Designed by:
Reseller hosting Joomla Templates
Hosting services
Канюков Александр Фёдорович Печать

PNAO_KanyukovAF   Александр Фёдорович Канюков (20.05.1932– 4.12.1972),  ненецкий писатель. Родился в семье оленевода на полуострове Канин, окончил Нарьян-Марское педагогическое училище, учился в Ленинградском педагогическом институте им. А.И. Герцена.  Работал корреспондентом в газете «Няръяна вындер». Канюков стал автором двух повестей, изданных при его жизни: «Мой ясовей» и «Нюдяко – сын  Валея».  Член Союза писателей России (1967). Проза Александра Канюкова – яркое явление в литературе Заполярья, художественный документ эпохи 50-х–70-х годов XX века, периода революционного «прорыва» кочевого народа «в цивилизацию», к оседлому образу жизни.

   Писатель рано ушел из жизни (трагически погиб в 1972 г. во время командировки в Мезень). Наиболее значительная часть его литературного наследства вышла в книге А.Канюков «Сочинения» ( 2007 ).

  

 

Невеста Сядота

 А. Канюков, В. Ледков

   Жила я со своими братьями. Их семеро было у меня, семеро братьев Сядота.

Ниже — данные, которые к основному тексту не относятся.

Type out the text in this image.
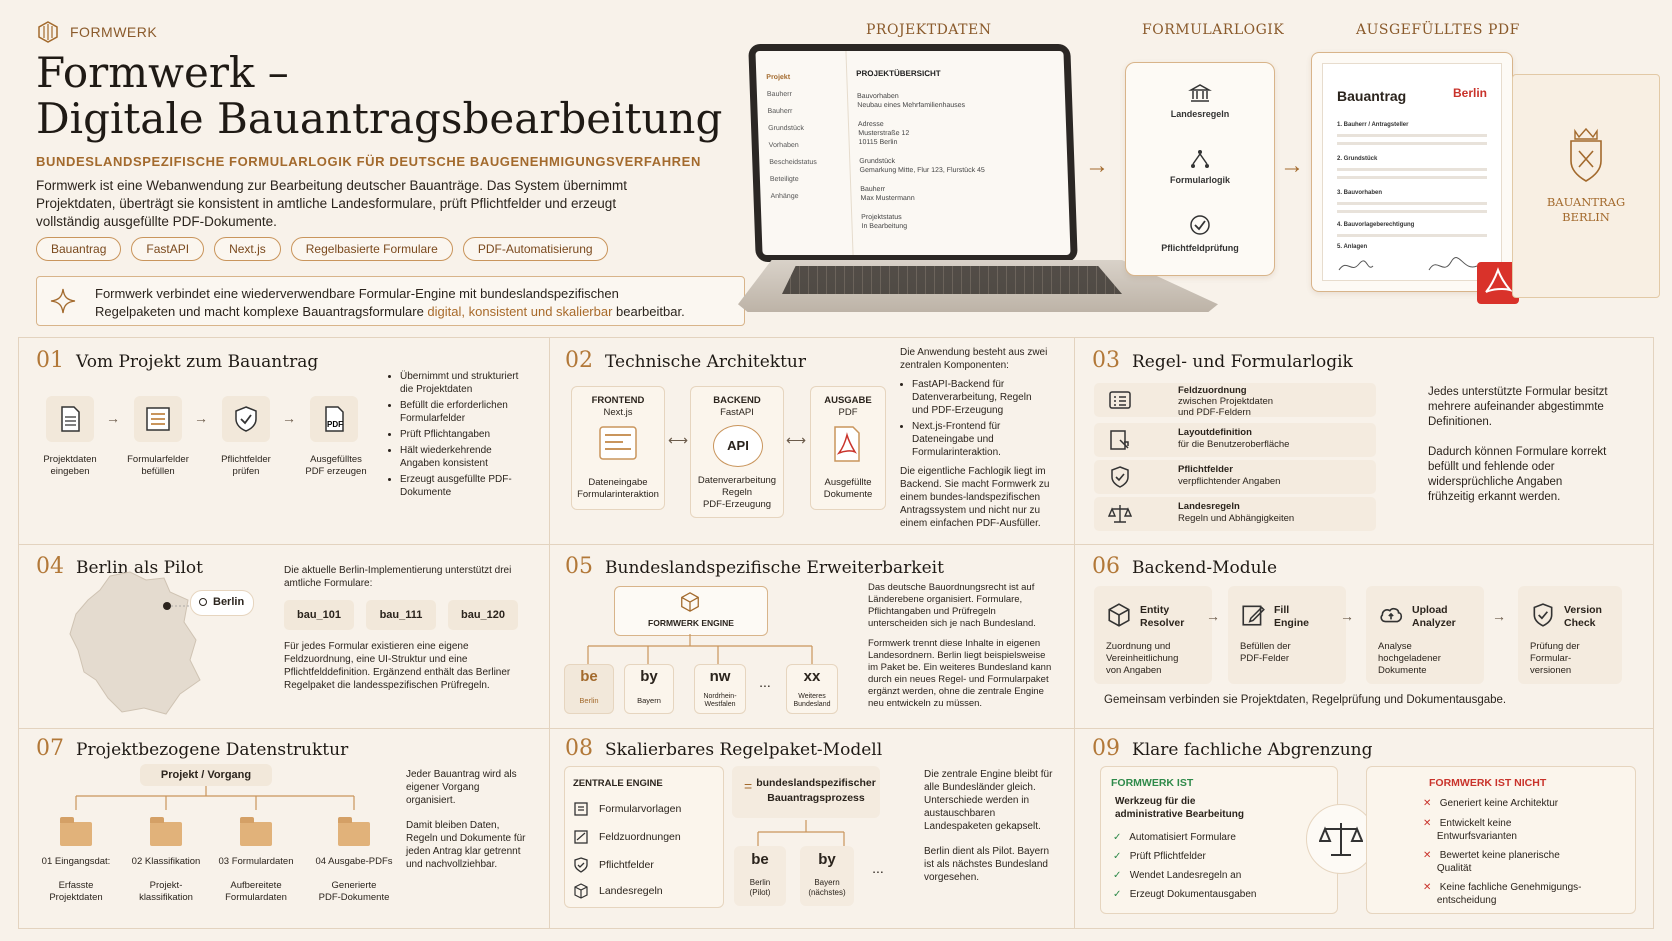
FORMWERK
Formwerk –
Digitale Bauantragsbearbeitung
BUNDESLANDSPEZIFISCHE FORMULARLOGIK FÜR DEUTSCHE BAUGENEHMIGUNGSVERFAHREN
Formwerk ist eine Webanwendung zur Bearbeitung deutscher Bauanträge. Das System übernimmt Projektdaten, überträgt sie konsistent in amtliche Landesformulare, prüft Pflichtfelder und erzeugt vollständig ausgefüllte PDF-Dokumente.
Bauantrag	FastAPI	Next.js	Regelbasierte Formulare	PDF-Automatisierung

Formwerk verbindet eine wiederverwendbare Formular-Engine mit bundeslandspezifischen
Regelpaketen und macht komplexe Bauantragsformulare digital, konsistent und skalierbar bearbeitbar.

PROJEKTDATEN	FORMULARLOGIK	AUSGEFÜLLTES PDF
Projekt
Bauherr
Bauherr
Grundstück
Vorhaben
Bescheidstatus
Beteiligte
Anhänge
PROJEKTÜBERSICHT
Bauvorhaben
Neubau eines Mehrfamilienhauses
Adresse
Musterstraße 12
10115 Berlin
Grundstück
Gemarkung Mitte, Flur 123, Flurstück 45
Bauherr
Max Mustermann
Projektstatus
In Bearbeitung
→	→
Landesregeln
Formularlogik
Pflichtfeldprüfung
Bauantrag	Berlin
1. Bauherr / Antragsteller
2. Grundstück
3. Bauvorhaben
4. Bauvorlageberechtigung
5. Anlagen
BAUANTRAG
BERLIN
01 Vom Projekt zum Bauantrag
PDF
→	→	→
Projektdaten
eingeben
Formularfelder
befüllen
Pflichtfelder
prüfen
Ausgefülltes
PDF erzeugen
• Übernimmt und strukturiert die Projektdaten
• Befüllt die erforderlichen Formularfelder
• Prüft Pflichtangaben
• Hält wiederkehrende Angaben konsistent
• Erzeugt ausgefüllte PDF-Dokumente
02 Technische Architektur
FRONTEND
Next.js
Dateneingabe
Formularinteraktion
⟷
BACKEND
FastAPI
API
Datenverarbeitung
Regeln
PDF-Erzeugung
⟷
AUSGABE
PDF
Ausgefüllte
Dokumente
Die Anwendung besteht aus zwei zentralen Komponenten:
• FastAPI-Backend für Datenverarbeitung, Regeln und PDF-Erzeugung
• Next.js-Frontend für Dateneingabe und Formularinteraktion.
Die eigentliche Fachlogik liegt im Backend. Sie macht Formwerk zu einem bundes-landspezifischen Antragssystem und nicht nur zu einem einfachen PDF-Ausfüller.
03 Regel- und Formularlogik
Feldzuordnung
zwischen Projektdaten
und PDF-Feldern
Layoutdefinition
für die Benutzeroberfläche
Pflichtfelder
verpflichtender Angaben
Landesregeln
Regeln und Abhängigkeiten
Jedes unterstützte Formular besitzt mehrere aufeinander abgestimmte Definitionen.
Dadurch können Formulare korrekt befüllt und fehlende oder widersprüchliche Angaben frühzeitig erkannt werden.
04 Berlin als Pilot
Berlin
Die aktuelle Berlin-Implementierung unterstützt drei amtliche Formulare:
bau_101	bau_111	bau_120
Für jedes Formular existieren eine eigene Feldzuordnung, eine UI-Struktur und eine Pflichtfelddefinition. Ergänzend enthält das Berliner Regelpaket die landesspezifischen Prüfregeln.
05 Bundeslandspezifische Erweiterbarkeit
FORMWERK ENGINE
be
Berlin
by
Bayern
nw
Nordrhein-Westfalen
...	xx
Weiteres Bundesland
Das deutsche Bauordnungsrecht ist auf Länderebene organisiert. Formulare, Pflichtangaben und Prüfregeln unterscheiden sich je nach Bundesland.
Formwerk trennt diese Inhalte in eigenen Landesordnern. Berlin liegt beispielsweise im Paket be. Ein weiteres Bundesland kann durch ein neues Regel- und Formularpaket ergänzt werden, ohne die zentrale Engine neu entwickeln zu müssen.
06 Backend-Module
Entity
Resolver
Zuordnung und
Vereinheitlichung
von Angaben
→	Fill
Engine
Befüllen der
PDF-Felder
→	Upload
Analyzer
Analyse
hochgeladener
Dokumente
→	Version
Check
Prüfung der
Formular-
versionen
Gemeinsam verbinden sie Projektdaten, Regelprüfung und Dokumentausgabe.
07 Projektbezogene Datenstruktur
Projekt / Vorgang
01 Eingangsdat:

Erfasste
Projektdaten
02 Klassifikation

Projekt-
klassifikation
03 Formulardaten

Aufbereitete
Formulardaten
04 Ausgabe-PDFs

Generierte
PDF-Dokumente
Jeder Bauantrag wird als eigener Vorgang organisiert.
Damit bleiben Daten, Regeln und Dokumente für jeden Antrag klar getrennt und nachvollziehbar.
08 Skalierbares Regelpaket-Modell
ZENTRALE ENGINE
Formularvorlagen
Feldzuordnungen
Pflichtfelder
Landesregeln
= bundeslandspezifischer
Bauantragsprozess
be
Berlin
(Pilot)
by
Bayern
(nächstes)
...
Die zentrale Engine bleibt für alle Bundesländer gleich. Unterschiede werden in austauschbaren Landespaketen gekapselt.
Berlin dient als Pilot. Bayern ist als nächstes Bundesland vorgesehen.
09 Klare fachliche Abgrenzung
FORMWERK IST
Werkzeug für die
administrative Bearbeitung
✓ Automatisiert Formulare
✓ Prüft Pflichtfelder
✓ Wendet Landesregeln an
✓ Erzeugt Dokumentausgaben
FORMWERK IST NICHT
✕ Generiert keine Architektur
✕ Entwickelt keine
Entwurfsvarianten
✕ Bewertet keine planerische
Qualität
✕ Keine fachliche Genehmigungs-
entscheidung
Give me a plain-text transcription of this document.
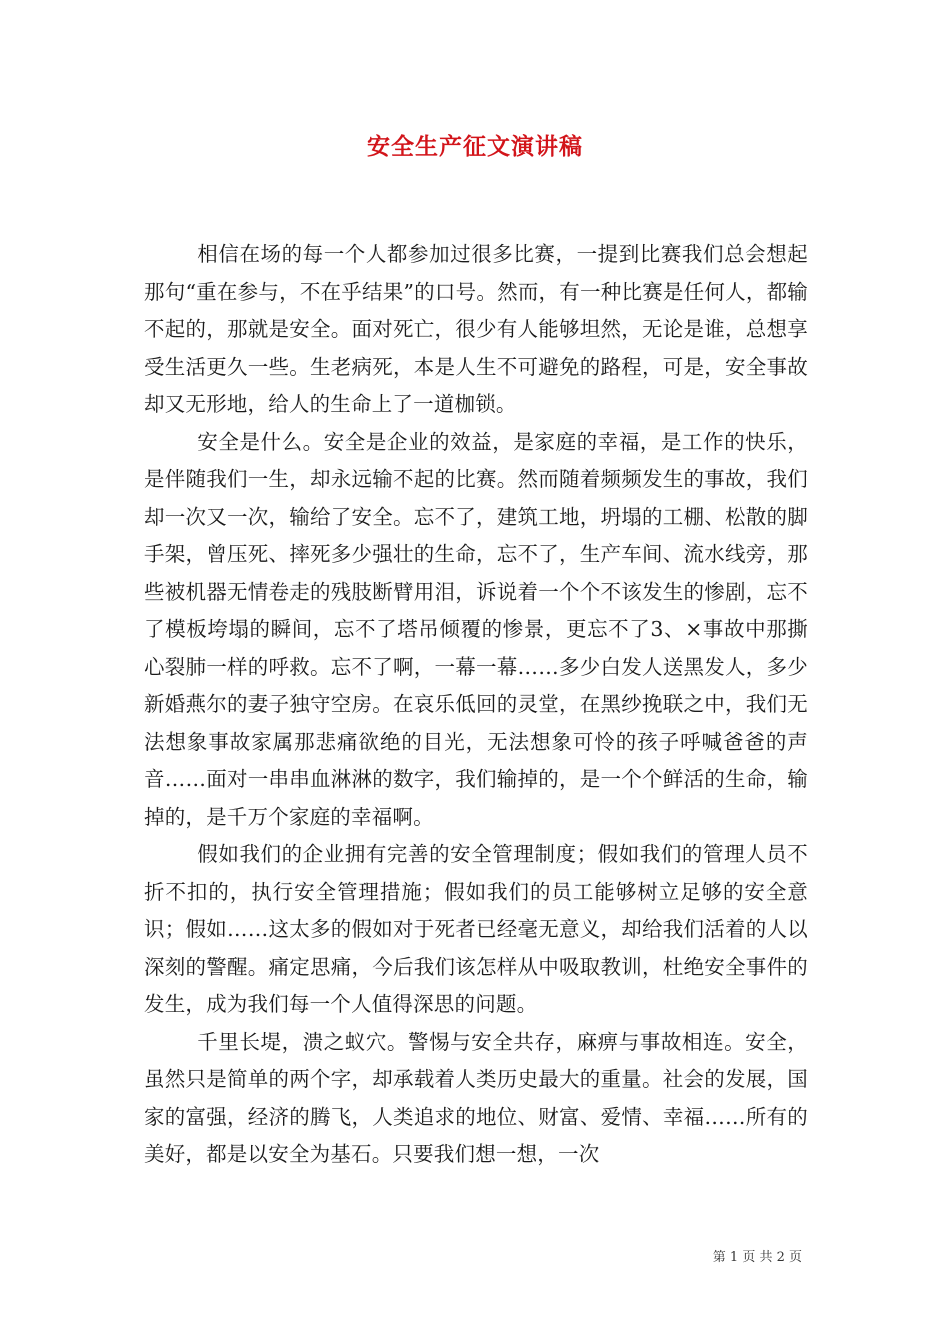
安全生产征文演讲稿

相信在场的每一个人都参加过很多比赛，一提到比赛我们总会想起那句“重在参与，不在乎结果”的口号。然而，有一种比赛是任何人，都输不起的，那就是安全。面对死亡，很少有人能够坦然，无论是谁，总想享受生活更久一些。生老病死，本是人生不可避免的路程，可是，安全事故却又无形地，给人的生命上了一道枷锁。

安全是什么。安全是企业的效益，是家庭的幸福，是工作的快乐，是伴随我们一生，却永远输不起的比赛。然而随着频频发生的事故，我们却一次又一次，输给了安全。忘不了，建筑工地，坍塌的工棚、松散的脚手架，曾压死、摔死多少强壮的生命，忘不了，生产车间、流水线旁，那些被机器无情卷走的残肢断臂用泪，诉说着一个个不该发生的惨剧，忘不了模板垮塌的瞬间，忘不了塔吊倾覆的惨景，更忘不了3、×事故中那撕心裂肺一样的呼救。忘不了啊，一幕一幕……多少白发人送黑发人，多少新婚燕尔的妻子独守空房。在哀乐低回的灵堂，在黑纱挽联之中，我们无法想象事故家属那悲痛欲绝的目光，无法想象可怜的孩子呼喊爸爸的声音……面对一串串血淋淋的数字，我们输掉的，是一个个鲜活的生命，输掉的，是千万个家庭的幸福啊。

假如我们的企业拥有完善的安全管理制度；假如我们的管理人员不折不扣的，执行安全管理措施；假如我们的员工能够树立足够的安全意识；假如……这太多的假如对于死者已经毫无意义，却给我们活着的人以深刻的警醒。痛定思痛，今后我们该怎样从中吸取教训，杜绝安全事件的发生，成为我们每一个人值得深思的问题。

千里长堤，溃之蚁穴。警惕与安全共存，麻痹与事故相连。安全，虽然只是简单的两个字，却承载着人类历史最大的重量。社会的发展，国家的富强，经济的腾飞，人类追求的地位、财富、爱情、幸福……所有的美好，都是以安全为基石。只要我们想一想，一次

第 1 页 共 2 页
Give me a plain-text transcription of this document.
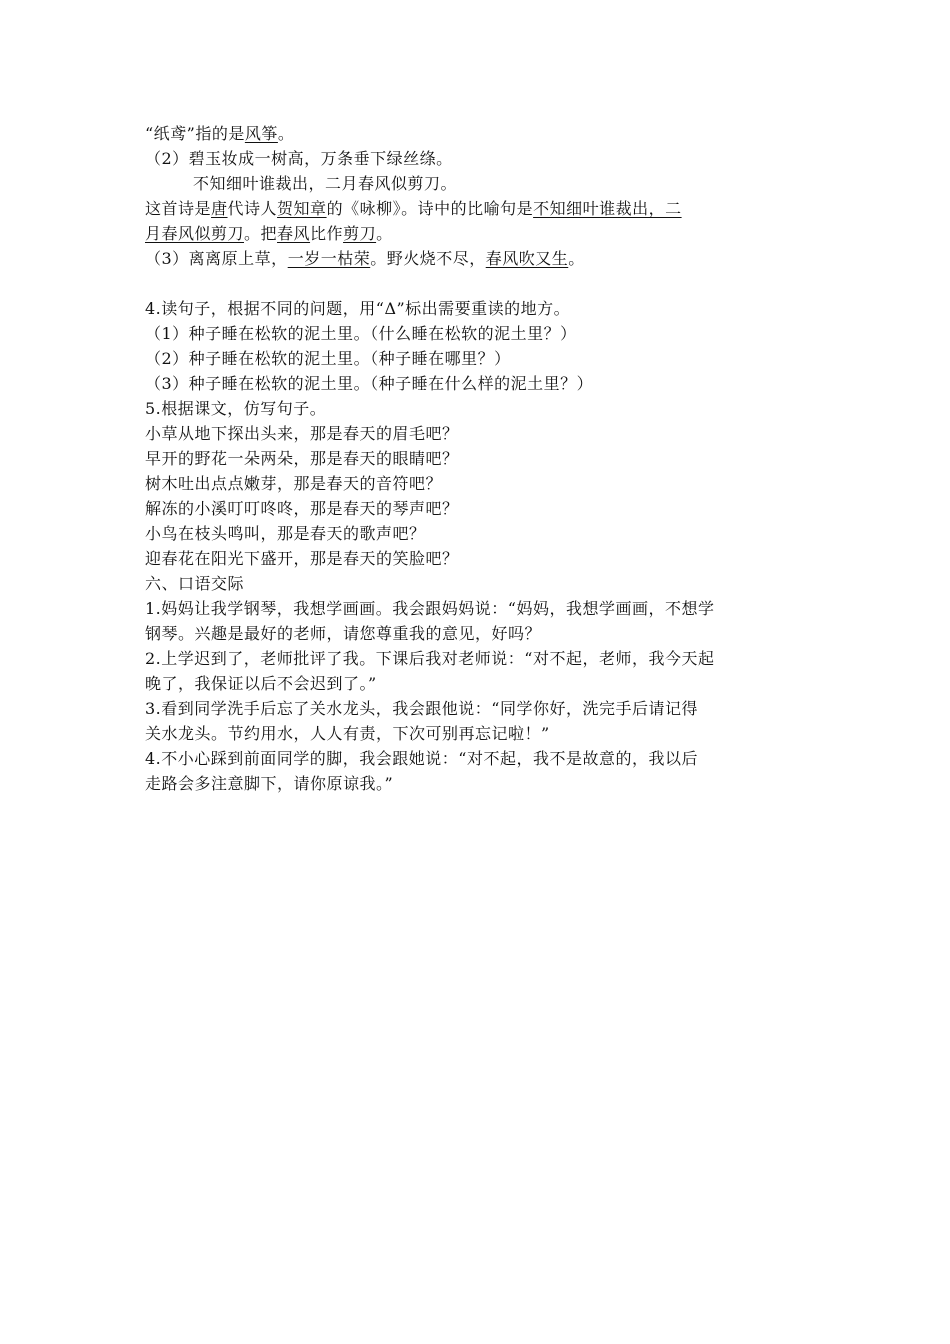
“纸鸢”指的是风筝。
（2）碧玉妆成一树高，万条垂下绿丝绦。
不知细叶谁裁出，二月春风似剪刀。
这首诗是唐代诗人贺知章的《咏柳》。诗中的比喻句是不知细叶谁裁出，二
月春风似剪刀。把春风比作剪刀。
（3）离离原上草，一岁一枯荣。野火烧不尽，春风吹又生。
4.读句子，根据不同的问题，用“Δ”标出需要重读的地方。
（1）种子睡在松软的泥土里。（什么睡在松软的泥土里？）
（2）种子睡在松软的泥土里。（种子睡在哪里？）
（3）种子睡在松软的泥土里。（种子睡在什么样的泥土里？）
5.根据课文，仿写句子。
小草从地下探出头来，那是春天的眉毛吧？
早开的野花一朵两朵，那是春天的眼睛吧？
树木吐出点点嫩芽，那是春天的音符吧？
解冻的小溪叮叮咚咚，那是春天的琴声吧？
小鸟在枝头鸣叫，那是春天的歌声吧？
迎春花在阳光下盛开，那是春天的笑脸吧？
六、口语交际
1.妈妈让我学钢琴，我想学画画。我会跟妈妈说：“妈妈，我想学画画，不想学
钢琴。兴趣是最好的老师，请您尊重我的意见，好吗？
2.上学迟到了，老师批评了我。下课后我对老师说：“对不起，老师，我今天起
晚了，我保证以后不会迟到了。”
3.看到同学洗手后忘了关水龙头，我会跟他说：“同学你好，洗完手后请记得
关水龙头。节约用水，人人有责，下次可别再忘记啦！”
4.不小心踩到前面同学的脚，我会跟她说：“对不起，我不是故意的，我以后
走路会多注意脚下，请你原谅我。”
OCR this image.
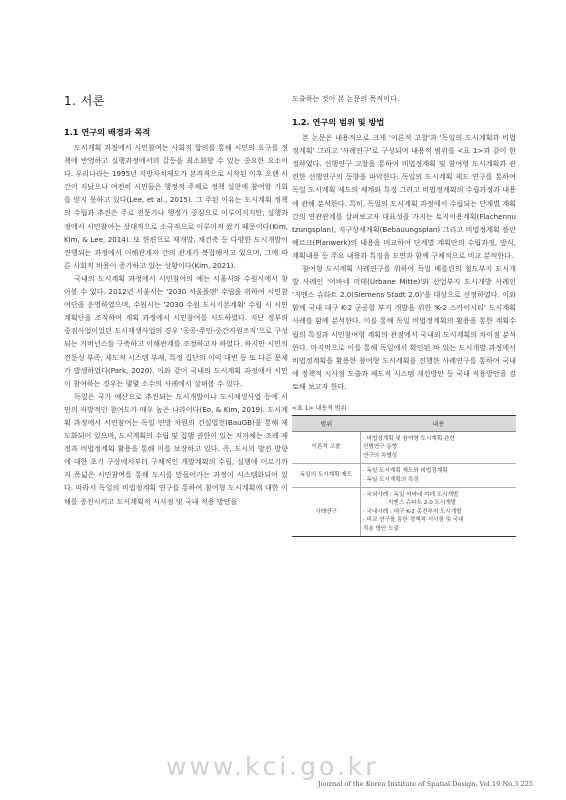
1. 서론
1.1 연구의 배경과 목적

도시계획 과정에서 시민참여는 사회적 합의를 통해 시민의 요구를 정책에 반영하고 실행과정에서의 갈등을 최소화할 수 있는 중요한 요소이다. 우리나라는 1995년 지방자치제도가 본격적으로 시작된 이후 오랜 시간이 지났으나 여전히 시민들은 행정적 주체로 정책 실현에 참여할 기회를 얻지 못하고 있다(Lee, et al., 2015). 그 주된 이유는 도시계획 정책의 수립과 추진은 주로 전문가나 행정가 중심으로 이루어지지만, 실행과정에서 시민참여는 상대적으로 소극적으로 이루어져 왔기 때문이다(Kim, Kim, & Lee, 2014). 또 한편으로 재개발, 재건축 등 다양한 도시개발이 진행되는 과정에서 이해관계자 간의 관계가 복잡해지고 있으며, 그에 따른 사회적 비용이 증가하고 있는 상황이다(Kim, 2021).

국내의 도시계획 과정에서 시민참여의 예는 서울시와 수원시에서 찾아볼 수 있다. 2012년 서울시는 '2030 서울플랜' 수립을 위하여 시민참여단을 운영하였으며, 수원시는 '2030 수원 도시기본계획' 수립 시 시민계획단을 조직하여 계획 과정에서 시민참여를 시도하였다. 지난 정부의 중점사업이었던 도시재생사업의 경우 '공공-주민-중간지원조직'으로 구성되는 거버넌스를 구축하고 이해관계를 조정하고자 하였다. 하지만 시민의 전문성 부족, 제도적 시스템 부재, 특정 집단의 이익 대변 등 또 다른 문제가 발생하였다(Park, 2020). 이와 같이 국내의 도시계획 과정에서 시민이 참여하는 경우는 몇몇 소수의 사례에서 살펴볼 수 있다.

독일은 국가 예산으로 추진되는 도시개발이나 도시재생사업 등에 시민의 자발적인 참여도가 매우 높은 나라이다(Eo, & Kim, 2019). 도시계획 과정에서 시민참여는 독일 연방 차원의 건설법전(BauGB)을 통해 제도화되어 있으며, 도시계획의 수립 및 집행 권한이 있는 지자체는 조례 제정과 비법정계획 활용을 통해 이를 보장하고 있다. 즉, 도시의 발전 방향에 대한 초기 구상에서부터 구체적인 개발계획의 수립, 실행에 이르기까지 폭넓은 시민참여를 통해 도시를 만들어가는 과정이 시스템화되어 있다. 따라서 독일의 비법정계획 연구를 통하여 참여형 도시계획에 대한 이해를 증진시키고 도시계획적 시사점 및 국내 적용 방안을

도출하는 것이 본 논문의 목적이다.

1.2. 연구의 범위 및 방법

본 논문은 내용적으로 크게 '이론적 고찰'과 '독일의 도시계획과 비법정계획' 그리고 '사례연구'로 구성되며 내용적 범위를 <표 1>과 같이 한정하였다. 선행연구 고찰을 통하여 비법정계획 및 참여형 도시계획과 관련한 선행연구의 동향을 파악한다. 독일의 도시계획 제도 연구를 통하여 독일 도시계획 제도의 체계와 특징 그리고 비법정계획의 수립과정과 내용에 관해 분석한다. 특히, 독일의 도시계획 과정에서 수립되는 단계별 계획 간의 연관관계를 살펴보고자 대표성을 가지는 토지이용계획(Flachennutzungsplan), 지구상세계획(Bebauungsplan) 그리고 비법정계획 플란베르크(Planwerk)의 내용을 비교하여 단계별 계획안의 수립과정, 방식, 계획내용 등 주요 내용과 특징을 도면과 함께 구체적으로 비교 분석한다.

참여형 도시계획 사례연구를 위하여 독일 베를린의 철도부지 도시개발 사례인 '어바네 미테(Urbane Mitte)'와 산업부지 도시개발 사례인 '지멘스 슈타트 2.0(Siemens Stadt 2.0)'을 대상으로 선정하였다. 이와 함께 국내 대구 K-2 군공항 부지 개발을 위한 'K-2 스카이시티' 도시계획 사례를 함께 분석한다. 이를 통해 독일 비법정계획의 활용을 통한 계획수립의 특징과 시민참여형 계획의 관점에서 국내외 도시계획의 차이점 분석한다. 마지막으로 이를 통해 독일에서 확인된 바 있는 도시개발 과정에서 비법정계획을 활용한 참여형 도시계획을 진행한 사례연구를 통하여 국내에 정책적 시사점 도출과 제도적 시스템 개선방안 등 국내 적용방안을 검토해 보고자 한다.

<표 1> 내용적 범위
범위	내용
이론적 고찰	· 비법정계획 및 참여형 도시계획 관련
선행연구 동향
연구의 차별성

독일의 도시계획 제도	· 독일 도시계획 제도와 비법정계획
· 독일 도시계획의 특징

사례연구	· 국외사례 : 독일 어바네 미테 도시개발
지멘스 슈타트 2.0 도시개발
· 국내사례 : 대구 K-2 종전부지 도시개발
· 비교 연구를 통한 정책적 시사점 및 국내
적용 방안 도출
www.kci.go.kr
Journal of the Korea Institute of Spatial Design, Vol.19 No.3 225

   У шестерых братьев жены-красавицы, а у младшего, седьмого, не было жены. Я была хозяйкой в его чуме. Однажды братья мои, семеро братьев Сядота, рядышком усевшись, важный разговор повели. А вели они такой разговор: надо к соседям поехать, к братьям Пяся. У братьев Пяся невеста есть, есть младшая сестра у них. Братья Пяся не отдадут сестру за младшего Сядота. Надо луки ладить, стрелы заострить, выиграть сестру у братьев Пяся.

   Мои братья Сядота на этом и порешили. Стадо к чуму пригнали, резвых оленей поймали, запрягли их быстро и понеслись вихрем.

   Когда день прикрыл свои веки, собаки лаем залились. Семеро братьев, семеро Сядота вернулись на стойбище; снова хорошо, снова скука убежала, будто её и не бывало.

   Слышу я, старший брат слово взял:

   –Худо, очень худо, братья. Хотели невесту выиграть, сестру потеряли. Приедут завтра братья Пяся и ее увезут.

   Когда солнце до середины неба поднялось, собаки залаяли. Я нож взяла и в нюке дырку вспорола. Все семь братьев, семь Пяся едут друг за другом. Бег оленей сдержали, вожжи завязали и к моим братьям, к семи Сядота идут.

   Старший мой брат, старший Сядота жирную ялову за рога поймал, шкуру снял и угощает братьев Пяся. Тогда он крикнул громко:

   –Эй, сестра, тащи водки русской, крепкой. Праздновать свадьбу будем. Проиграли мы тебя, младшему Пяся проиграли вчера.

   Свадьбы этой не хотела я: жениха я в глаза не видала. И пошла на хитрость я: спорола ножиком подошвы с пимов, рукавицы с паницы оборвала мигом, волосы распустила, как ведьма, и водку понесла.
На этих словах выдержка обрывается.